But no, Virginie even smiled slightly.

Then, as her basket was blocking the staircase, the laundress wished to show how polite she, too, could be.

“I beg your pardon,” she said.

“You are completely excused,” replied the tall brunette.

And they remained conversing together on the stairs, reconciled at once without having ventured on a single allusion to the past.

Virginie, then twenty-nine years old, had become a superb woman of strapping proportions, her face, however, looking rather long between her two plaits of jet black hair.

She at once began to relate her history just to show off. She had a husband now; she had married in the spring an ex-journeyman cabinetmaker, who recently left the army, and who had applied to be admitted into the police, because a post of that kind is more to be depended upon and more respectable.

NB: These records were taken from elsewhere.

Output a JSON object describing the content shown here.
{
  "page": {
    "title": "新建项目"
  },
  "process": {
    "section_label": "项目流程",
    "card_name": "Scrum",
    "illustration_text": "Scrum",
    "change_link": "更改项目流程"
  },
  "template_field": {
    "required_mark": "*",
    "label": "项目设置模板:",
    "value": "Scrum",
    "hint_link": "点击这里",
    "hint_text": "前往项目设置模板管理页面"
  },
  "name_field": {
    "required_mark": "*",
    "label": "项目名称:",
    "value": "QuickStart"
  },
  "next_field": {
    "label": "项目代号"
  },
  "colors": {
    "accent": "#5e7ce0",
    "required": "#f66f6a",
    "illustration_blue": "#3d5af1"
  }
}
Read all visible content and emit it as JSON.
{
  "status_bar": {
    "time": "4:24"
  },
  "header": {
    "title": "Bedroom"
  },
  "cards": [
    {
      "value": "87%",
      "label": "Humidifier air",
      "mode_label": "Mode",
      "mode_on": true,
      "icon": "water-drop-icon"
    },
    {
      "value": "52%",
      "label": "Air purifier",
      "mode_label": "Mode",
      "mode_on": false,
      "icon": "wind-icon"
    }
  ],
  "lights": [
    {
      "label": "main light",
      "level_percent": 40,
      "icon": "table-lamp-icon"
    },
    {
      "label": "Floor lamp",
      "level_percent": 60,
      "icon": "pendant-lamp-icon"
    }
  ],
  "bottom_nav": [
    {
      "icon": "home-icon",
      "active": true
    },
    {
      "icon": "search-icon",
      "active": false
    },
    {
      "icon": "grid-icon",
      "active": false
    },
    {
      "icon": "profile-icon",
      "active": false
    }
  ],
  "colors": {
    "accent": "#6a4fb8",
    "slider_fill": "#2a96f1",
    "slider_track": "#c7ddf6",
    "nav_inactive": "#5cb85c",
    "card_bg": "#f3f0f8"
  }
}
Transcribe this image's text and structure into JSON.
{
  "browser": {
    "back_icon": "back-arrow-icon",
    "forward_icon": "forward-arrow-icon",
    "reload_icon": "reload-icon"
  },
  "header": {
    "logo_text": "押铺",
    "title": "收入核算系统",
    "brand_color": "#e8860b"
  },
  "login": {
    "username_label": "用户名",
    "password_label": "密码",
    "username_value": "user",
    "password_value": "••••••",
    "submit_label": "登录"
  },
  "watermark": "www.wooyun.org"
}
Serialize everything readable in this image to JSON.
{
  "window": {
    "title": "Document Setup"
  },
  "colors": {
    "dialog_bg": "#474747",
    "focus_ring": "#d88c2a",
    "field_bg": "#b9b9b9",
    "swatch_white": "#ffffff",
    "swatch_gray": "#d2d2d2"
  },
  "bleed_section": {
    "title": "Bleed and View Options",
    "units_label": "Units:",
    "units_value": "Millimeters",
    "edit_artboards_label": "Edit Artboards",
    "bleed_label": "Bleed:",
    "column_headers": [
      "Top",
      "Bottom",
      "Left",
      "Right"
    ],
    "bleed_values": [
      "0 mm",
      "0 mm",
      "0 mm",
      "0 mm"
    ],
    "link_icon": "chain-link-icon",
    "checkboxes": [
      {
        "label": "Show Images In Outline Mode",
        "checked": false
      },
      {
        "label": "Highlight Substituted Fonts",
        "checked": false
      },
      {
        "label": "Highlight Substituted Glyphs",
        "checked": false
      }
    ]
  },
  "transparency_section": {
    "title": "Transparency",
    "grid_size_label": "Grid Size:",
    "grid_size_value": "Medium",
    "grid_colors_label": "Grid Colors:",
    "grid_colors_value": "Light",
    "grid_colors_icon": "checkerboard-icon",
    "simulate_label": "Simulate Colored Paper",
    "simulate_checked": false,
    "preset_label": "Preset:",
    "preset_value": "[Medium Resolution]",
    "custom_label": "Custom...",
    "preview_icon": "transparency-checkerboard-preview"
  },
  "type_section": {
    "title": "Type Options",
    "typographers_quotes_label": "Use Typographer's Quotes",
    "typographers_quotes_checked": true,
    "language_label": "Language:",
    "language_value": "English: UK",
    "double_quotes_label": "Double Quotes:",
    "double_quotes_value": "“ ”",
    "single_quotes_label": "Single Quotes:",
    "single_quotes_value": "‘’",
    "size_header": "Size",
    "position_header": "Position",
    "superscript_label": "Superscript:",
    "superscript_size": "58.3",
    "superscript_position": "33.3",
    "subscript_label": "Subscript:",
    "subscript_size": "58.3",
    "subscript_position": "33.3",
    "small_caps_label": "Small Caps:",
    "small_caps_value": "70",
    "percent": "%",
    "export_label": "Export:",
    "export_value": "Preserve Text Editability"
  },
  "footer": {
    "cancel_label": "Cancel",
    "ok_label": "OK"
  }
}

She had been out to buy the mackerel for him.

“He adores mackerel,” said she.

“We must spoil them, those naughty men, mustn’t we?

But come up.

You shall see our home. We are standing in a draught here.”

After Gervaise had told of her own marriage and that she had formerly occupied the very apartment Virginie now had, Virginie urged her even more strongly to come up since it is always nice to visit a spot where one had been happy.

Virginie had lived for five years on the Left Bank at Gros-Caillou. That was where she had met her husband while he was still in the army.

But she got tired of it, and wanted to come back to the Goutte-d’Or neighborhood where she knew everyone.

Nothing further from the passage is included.